Source: International Securities Exchange
The International Securities Exchange (ISE) announced today that it has submitted a comment letter to the Securities and Exchange Commission (SEC) recommending that the SEC examine certain anticompetitive and discriminatory fee practices at three options exchanges.
The letter expands upon previous comments that ISE submitted in response to the SEC's proposed amendments to Rule 610 of Regulation NMS that would prohibit an options exchange from imposing unfairly discriminatory terms limiting access to its quotations. ISE's new comment letter describes high fees targeted at certain market participants at the Boston Options Exchange (BOX), Chicago Board Options Exchange (CBOE), and Nasdaq OMX PHLX (PHLX) that harm retail investors by serving as a barrier to competition to interact with retail order flow.

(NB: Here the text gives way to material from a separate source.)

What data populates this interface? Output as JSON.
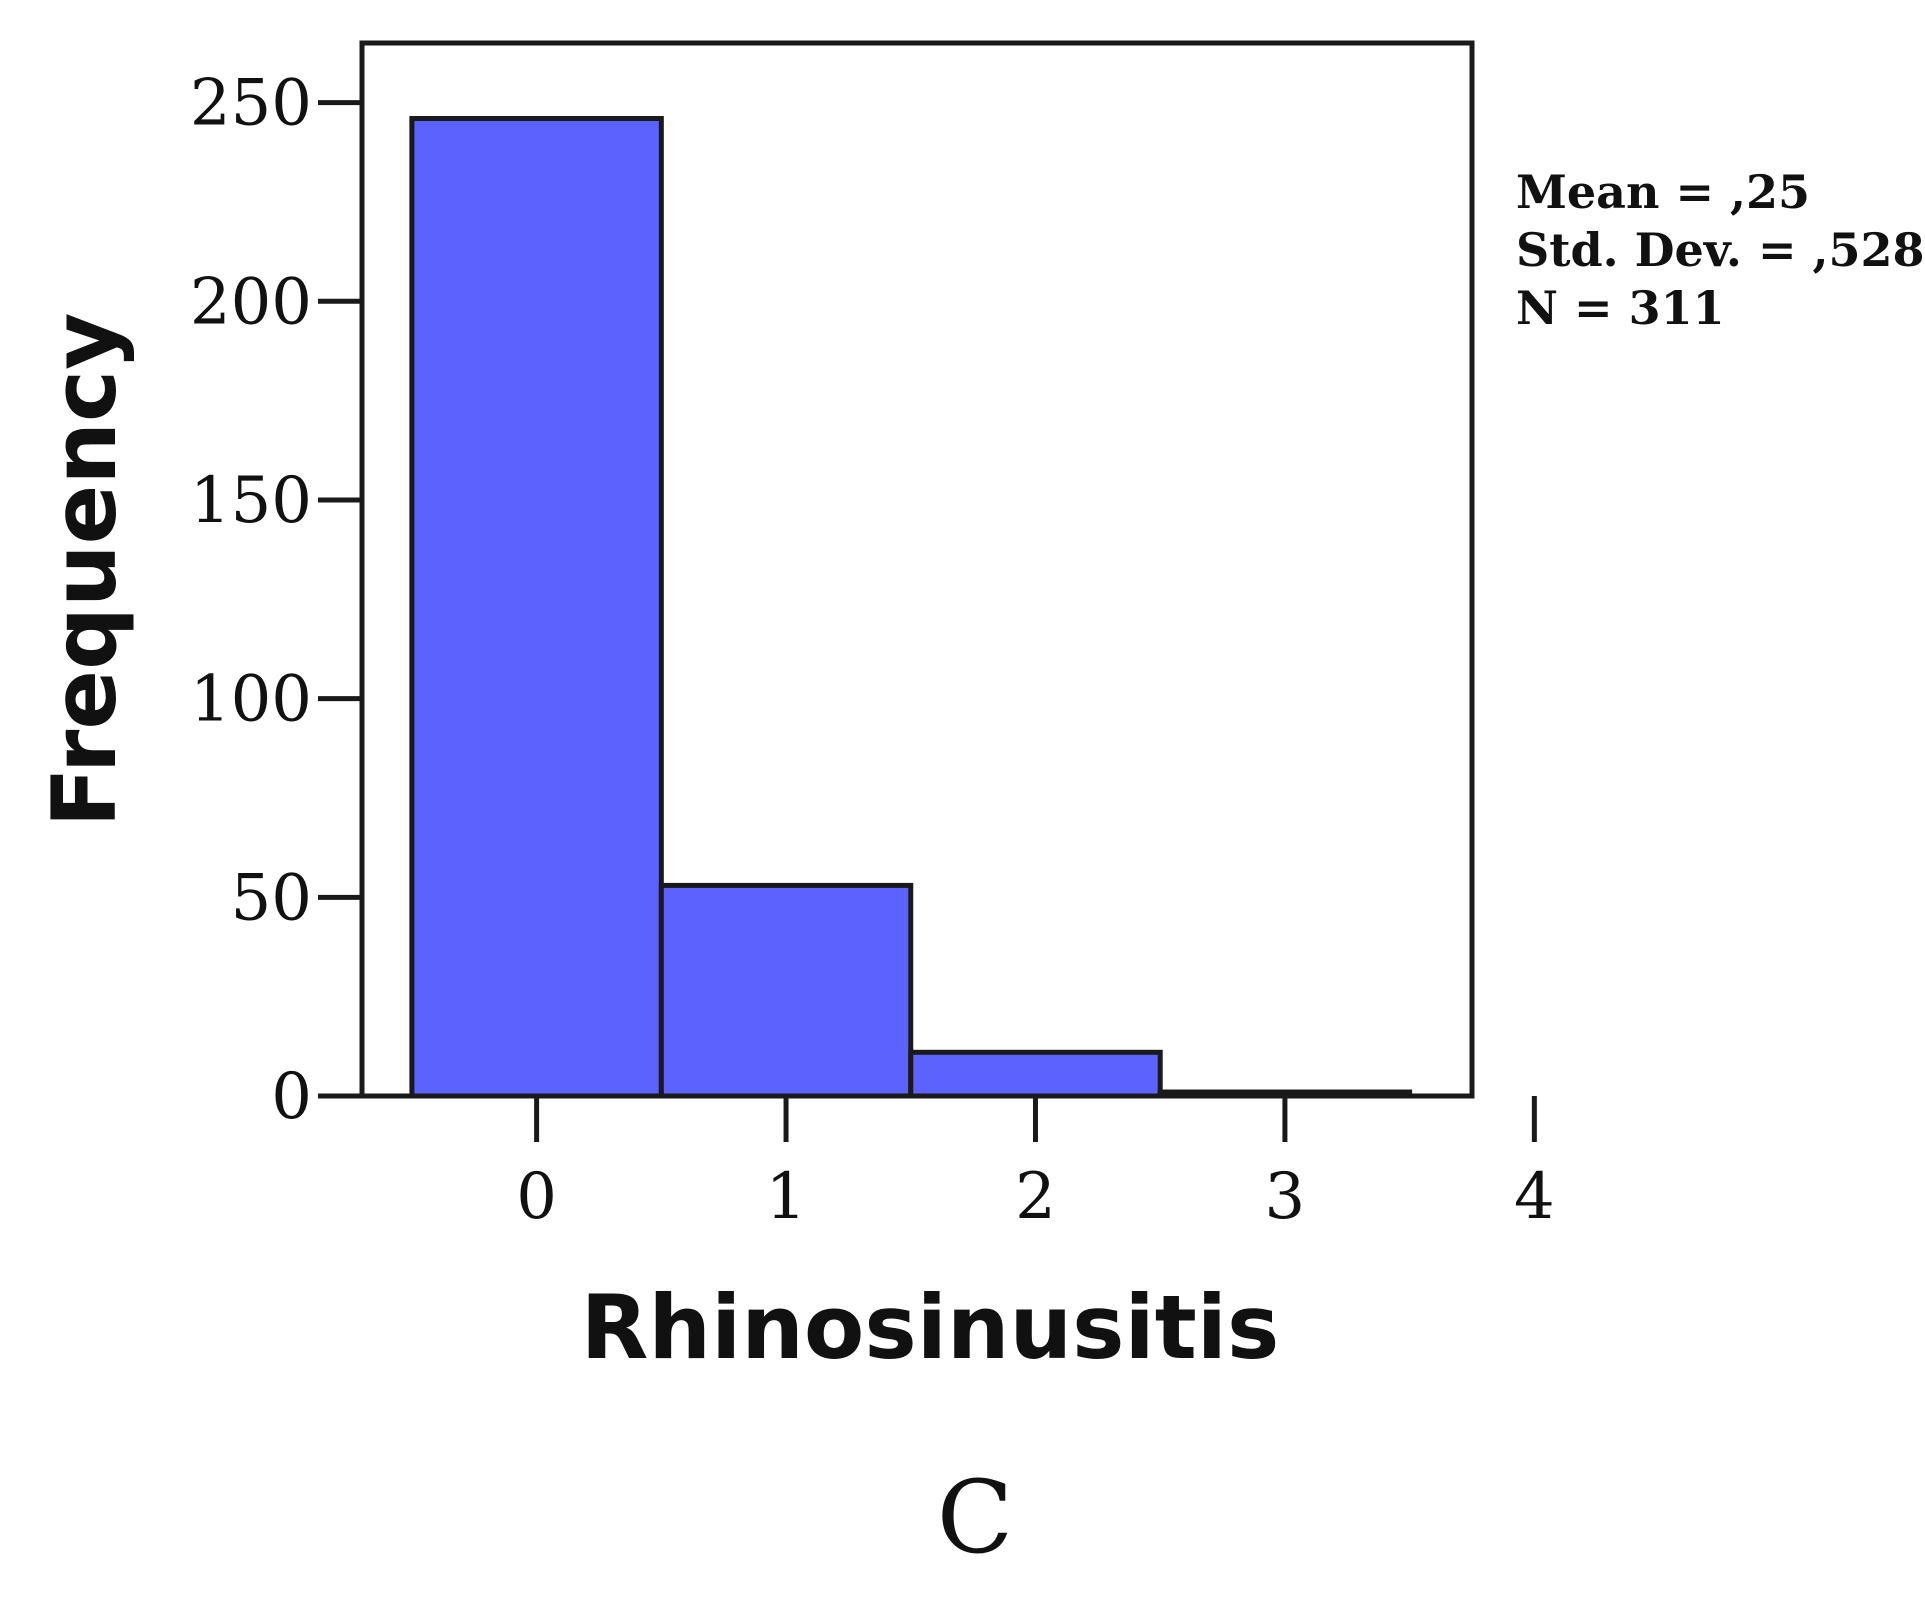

"ISE has always been committed to fostering a fair, efficient marketplace for all types of investors. As fee schedules in the options industry grow increasingly complex, it is important for the SEC to ensure that opaque fee practices do not foster unfair discrimination among categories of market participants nor work against the robust competitive standards the Commission has set for the marketplace," said Gary Katz, President and Chief Executive Officer of ISE. "We have identified three instances where other options exchanges are using their fee schedules to 'stack the deck' in favor of firms that seek to trade against their retail customer order flow and deny these investors the full benefits of market competition for their orders. As part of their ongoing review of market structure issues, we urge the SEC to examine these practices and to take the necessary actions to prevent discriminatory fees that harm retail options investors."
The discriminatory fee practices identified by ISE relate to certain fees applied to orders executed in BOX's Price Improvement Period (PIP) and in the CBOE's PIP-equivalent, known as the Automated Improvement Mechanism. Additionally, ISE's comment letter examines a discriminatory fee levied by PHLX for participants seeking to interact with Facilitation Orders transacted on the exchange floor.